Réalité statistique du résultat:
L’amélioration de l’indépendance de marche des patients du Robotic Group par rapport au Control Group du Low Motor subgroup est bien statistiquement significative (<5%). De plus ce calcul a été effectué sur le critère de jugement principal déterminé au préalable.
Un doute pourrait être émis quant à l’absence apparente de contrôle de l’inflation du risque alpha du aux mesures répétées, cependant le p à 4 sem (0,002) et à la sortie du centre (0,001) sont suffisamment significatifs pour pouvoir raisonnablement écarter cette inflation du risque alpha.

Cohérence externe:
Aucune autre études similaire n’existe à ce jour.
L’étude post-hoc des sous groupes des autres études portant sur les patients en phase aigue et subaigue montre une certaine hétérogénéité.
Il n’est donc pas possible à ce jour de pouvoir affirmer que le résultat de cette étude n’est pas une erreur de première espèce, c’est-a-dire un faux positif.

Pertinence clinique
Le critère de jugement principal est la FAC, il analyse le niveau d’indépendance de la marche et peut donc être considéré comme pertinent.

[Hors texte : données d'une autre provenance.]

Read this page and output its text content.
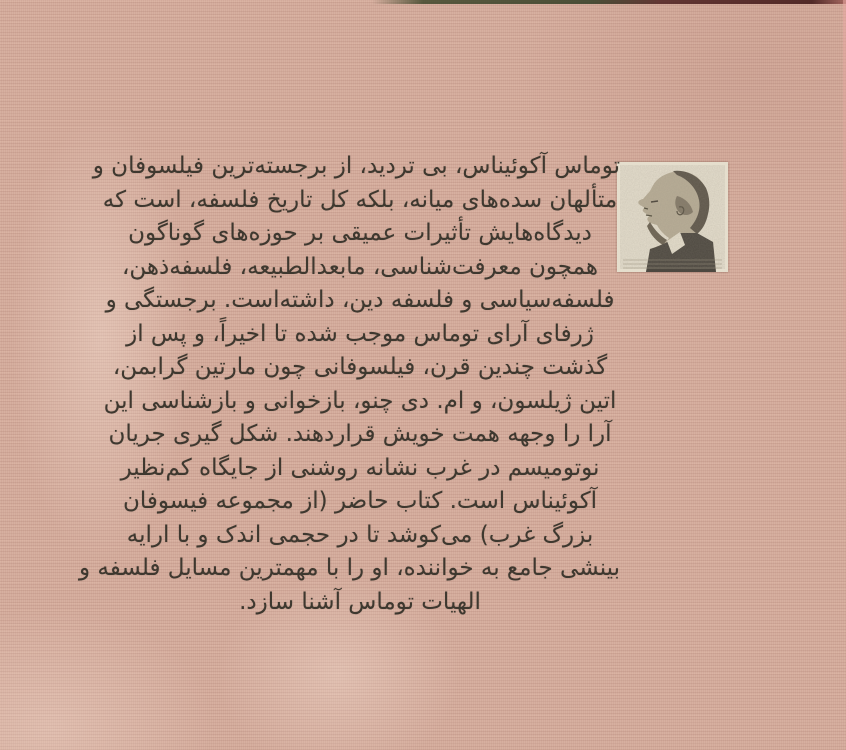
توماس آکوئیناس، بی تردید، از برجسته‌ترین فیلسوفان و
متألهان سده‌های میانه، بلکه کل تاریخ فلسفه، است که
دیدگاه‌هایش تأثیرات عمیقی بر حوزه‌های گوناگون
همچون معرفت‌شناسی، مابعدالطبیعه، فلسفه‌ذهن،
فلسفه‌سیاسی و فلسفه دین، داشته‌است. برجستگی و
ژرفای آرای توماس موجب شده تا اخیراً، و پس از
گذشت چندین قرن، فیلسوفانی چون مارتین گرابمن،
اتین ژیلسون، و ام. دی چنو، بازخوانی و بازشناسی این
آرا را وجهه همت خویش قراردهند. شکل گیری جریان
نوتومیسم در غرب نشانه روشنی از جایگاه کم‌نظیر
آکوئیناس است. کتاب حاضر (از مجموعه فیسوفان
بزرگ غرب) می‌کوشد تا در حجمی اندک و با ارایه
بینشی جامع به خواننده، او را با مهمترین مسایل فلسفه و
الهیات توماس آشنا سازد.
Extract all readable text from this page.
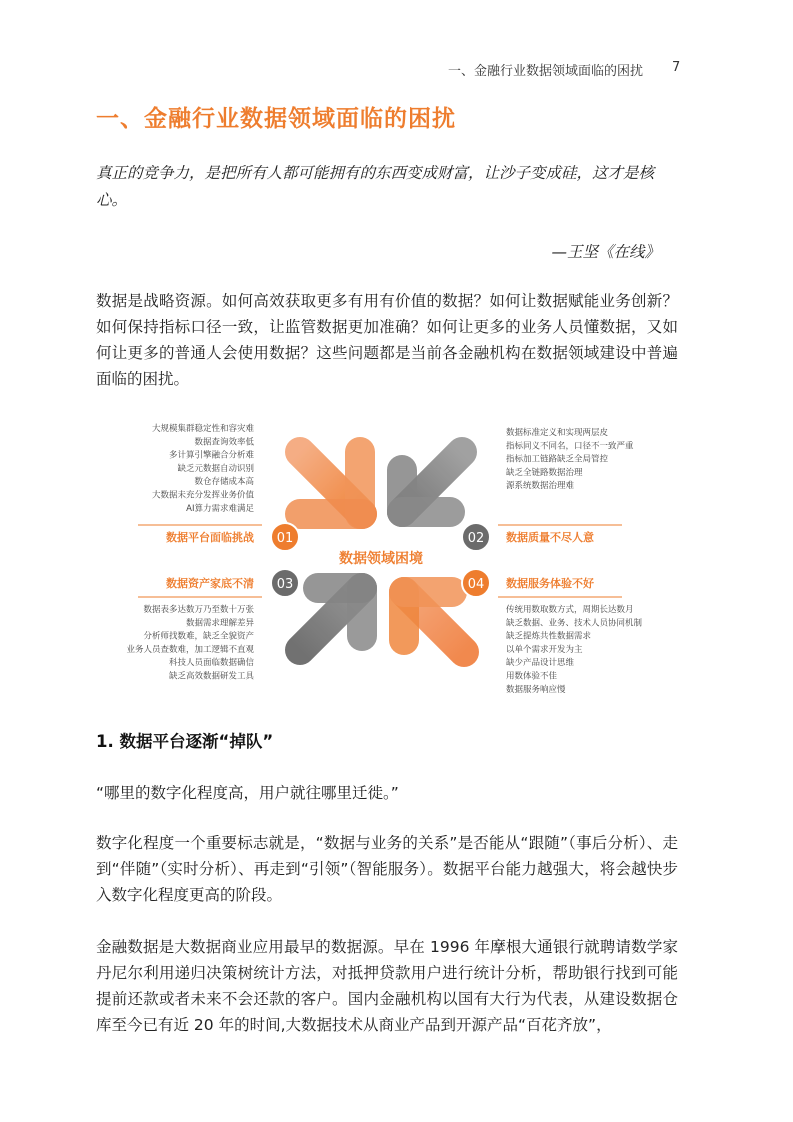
一、金融行业数据领域面临的困扰 7
一、金融行业数据领域面临的困扰
真正的竞争力，是把所有人都可能拥有的东西变成财富，让沙子变成硅，这才是核心。
—王坚《在线》
数据是战略资源。如何高效获取更多有用有价值的数据？如何让数据赋能业务创新？如何保持指标口径一致，让监管数据更加准确？如何让更多的业务人员懂数据，又如何让更多的普通人会使用数据？这些问题都是当前各金融机构在数据领域建设中普遍面临的困扰。
数据领域困境
01	02
03	04
数据平台面临挑战	数据质量不尽人意
数据资产家底不清	数据服务体验不好
大规模集群稳定性和容灾难
数据查询效率低
多计算引擎融合分析难
缺乏元数据自动识别
数仓存储成本高
大数据未充分发挥业务价值
AI算力需求难满足
数据标准定义和实现两层皮
指标同义不同名，口径不一致严重
指标加工链路缺乏全局管控
缺乏全链路数据治理
源系统数据治理难
数据表多达数万乃至数十万张
数据需求理解差异
分析师找数难，缺乏全貌资产
业务人员查数难，加工逻辑不直观
科技人员面临数据确信
缺乏高效数据研发工具
传统用数取数方式，周期长达数月
缺乏数据、业务、技术人员协同机制
缺乏提炼共性数据需求
以单个需求开发为主
缺少产品设计思维
用数体验不佳
数据服务响应慢
1. 数据平台逐渐“掉队”
“哪里的数字化程度高，用户就往哪里迁徙。”
数字化程度一个重要标志就是，“数据与业务的关系”是否能从“跟随”（事后分析）、走到“伴随”（实时分析）、再走到“引领”（智能服务）。数据平台能力越强大，将会越快步入数字化程度更高的阶段。
金融数据是大数据商业应用最早的数据源。早在 1996 年摩根大通银行就聘请数学家丹尼尔利用递归决策树统计方法，对抵押贷款用户进行统计分析，帮助银行找到可能提前还款或者未来不会还款的客户。国内金融机构以国有大行为代表，从建设数据仓库至今已有近 20 年的时间,大数据技术从商业产品到开源产品“百花齐放”，
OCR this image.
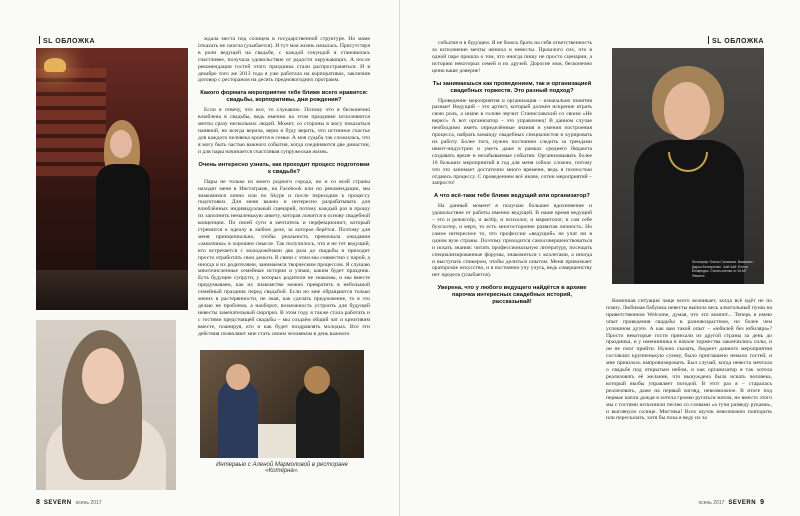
SL ОБЛОЖКА	ждала места под солнцем в государственной структуре. Но маме откazать не смогла (улыбается). И тут моя жизнь началась. Присутствуя в роли ведущей на свадьбе, с каждой секундой я становилась счастливее, получала удовольствие от радости окружающих. А после рекомендации гостей этого праздника стали распространяться. И в декабре того же 2013 года я уже работала на корпоративах, заключив договор с рестораном на десять предновогодних программ.

Какого формата мероприятие тебе ближе всего нравится: свадьбы, корпоративы, дни рождения?

Если я отвечу, что все, то слукавлю. Потому что я бесконечно влюблена в свадьбы, ведь именно на этом празднике исполняются мечты сразу нескольких людей. Может, со стороны в могу показаться наивной, но всегда верила, верю и буду верить, что истинное счастье для каждого человека кроется в семье. А моя судьба так сложилась, что я могу быть частью важного события, когда соединяются две династии, и для пары начинается счастливая супружеская жизнь.

Очень интересно узнать, как проходит процесс подготовки к свадьбе?

Пары не только из моего родного города, но и со всей страны находят меня в Инстаграме, на Facebook или по рекомендации, мы знакомимся лично или по Skype и после переходим к процессу подготовки. Для меня важно и интересно разрабатывать для влюблённых индивидуальный сценарий, потому каждый раз в прошу их заполнить немаленькую анкету, которая ложится в основу свадебной концепции. По своей сути я мечтатель и перфекционист, который стремится к идеалу в любом деле, за которое берётся. Поэтому для меня принципиально, чтобы реальность превзошла ожидания «заказчика» в хорошем смысле. Так получилось, что я не тот ведущий, кто встречается с молодожёнами два раза до свадьбы и приходит просто отработать свои деньги. В связи с этим мы совместно с парой, а иногда и их родителями, занимаемся творческим процессом. Я слушаю многочисленные семейные истории и узнаю, каким будет праздник. Есть будущие супруги, у которых родители не знакомы, и мы вместе придумываем, как их знакомство можно превратить в небольшой семейный праздник перед свадьбой. Если но мне обращаются только жених в растерянности, не зная, как сделать предложение, то я это делаю не проблема, а наоборот, возможность устроить для будущей невесты замечательный сюрприз. В этом году я также стала работать и с гостями предстоящей свадьбы – мы создаём общий чат и креативим вместе, планируя, кто и как будет поздравлять молодых. Все эти действия позволяют мне стать своим человеком в день важного

8 SEVERN осень 2017
SL ОБЛОЖКА

события и в будущем. Я не боюсь брать на себя ответственность за исполнение мечты жениха и невесты. Прошлого сих, что в одной паре пришла о том, что иногда пишу не просто сценарии, а историю некоторых семей и их друзей. Дорогие мои, бесконечно ценю ваше доверие!

Ты занимаешься как проведением, так и организацией свадебных торжеств. Это разный подход?

Проведение мероприятия и организация – изначально понятия разные! Ведущий – это артист, который должен искренне играть свою роль, а иначе в голове звучит Станиславский со своим «Не верю!» А вот организатор – это управленец! В данном случае необходимо иметь определённые знания и умения построения процесса, набрать команду свадебных специалистов и курировать их работу. Более того, нужно постоянно следить за трендами ивент-индустрии и уметь даже в рамках среднего бюджета создавать яркие и незабываемые события. Организовывать более 10 больших мероприятий в год для меня сейчас сложно, потому что это занимает достаточно много времени, ведь я полностью отдаюсь процессу. С проведением всё иначе, сотни мероприятий – запросто!

А что всё-таки тебе ближе ведущий или организатор?

На данный момент я получаю большее вдохновение и удовольствие от работы именно ведущей. В наше время ведущий – это и режиссёр, и актёр, и психолог, и маркетолог, и сам себе бухгалтер, и мерч, то есть многосторонне развитая личность. Но самое интересное то, что профессии «ведущий» не учат ни в одном вузе страны. Поэтому приходится самосовершенствоваться и искать знания: читать профессиональную литературу, посещать специализированные форумы, знакомиться с коллегами, а иногда и выступать спикером, чтобы делиться опытом. Меня привлекает ораторское искусство, и я постоянно учу учусь, ведь совершенству нет предела (улыбается).

Уверена, что у любого ведущего найдётся в архиве парочка интересных свадебных историй, рассказывай!

Фотограф: Олеся Салахова. Визажист: Дарья Белоусенко. Чай-Чай: Елена Безвредко. Салон-ателье от Dr.MT Фешенс

Комичная ситуация чаще всего возникает, когда всё идёт не по плану. Любимая бабушка невесты выпила весь алкогольный пунш на приветственном Welcome, думая, что это компот... Теперь я имею опыт проведения свадьбы в разновозрастном, но более чем успешном дуэте. А как вам такой опыт – «юбилей без юбиляра»? Просто некоторые гости приехали из другой страны за день до праздника, и у именинника в начале торжества закончились силы, и он не смог прийти. Нужно сказать, бюджет данного мероприятия составлял крупненькую сумму, было приглашено немало гостей, и мне пришлось импровизировать. Был случай, когда невеста мечтала о свадьбе под открытым небом, и как организатор я так хотела реализовать её желание, что вынуждена была искать человека, который якобы управляет погодой. В этот раз я – старалась реализовать, даже на первый взгляд, невозможное. В итоге под первые капли дождя я хотела громко ругаться матом, но вместо этого мы с гостями исполнили песню со словами «а тучи разведу руками», и выглянуло солнце. Мистика! Всех шуток невозможно повторить или пересказать, хотя бы пока я веду их за

осень 2017 SEVERN 9
Интервью с Аленой Мармоловой в ресторане «Котерна».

La taille de l’effet correspond à une différence moyenne entre les 2 groupes de 2 point sur la FAC, seulement les intervalles de confiance se rejoignent (sans se toucher, attestant de la différence statistiquement significative entre les groupes) à tel point qu’il n’est pas possible de raisonnablement exclure un effet trop petit pour être cliniquement pertinent.
Les patients sont représentatifs des patients hémiplégiques vu en pratique. Il n’y a pas eu d’exclusion arbitraire de certains patients, L’étude portant uniquement sur des patients en phase subaigüe, les résultats ne devraient donc pas être extrapolés à tous les stades d’évolution de la pathologie.
L’effet du traitement a été comparé à une rééducation classique effectuée par un kinésithérapeute diplômé. Actuellement il existe encore des différences de prise en charge en fonction des centres de rééducation ou des pays, cette réalité implique donc la nécessité d’effectuer ce genre d’étude en multicentrique afin de pouvoir en extrapoler plus facilement les résultats.
La balance bénéfice/risque est acceptable car même si il n’y a pas de critères de jugements secondaires prévues pour contrôler la sécurité de l’intervention (ex: spasticité, contrôle de la tension…), il n’y a eu aucun arrêt complet du traitement et les « discontinued intervention » du flow chart (arrêts temporaires) sont de même nature et dans les même proportions dans les groupes robot et dans les groupes contrôle
L’applicabilité du dispositif reste quant à elle compliquée en pratique clinique, que ce soit en temps de préparation, en cout humain (2 kiné nécessaires) ou en cout financier (environ 400 000€).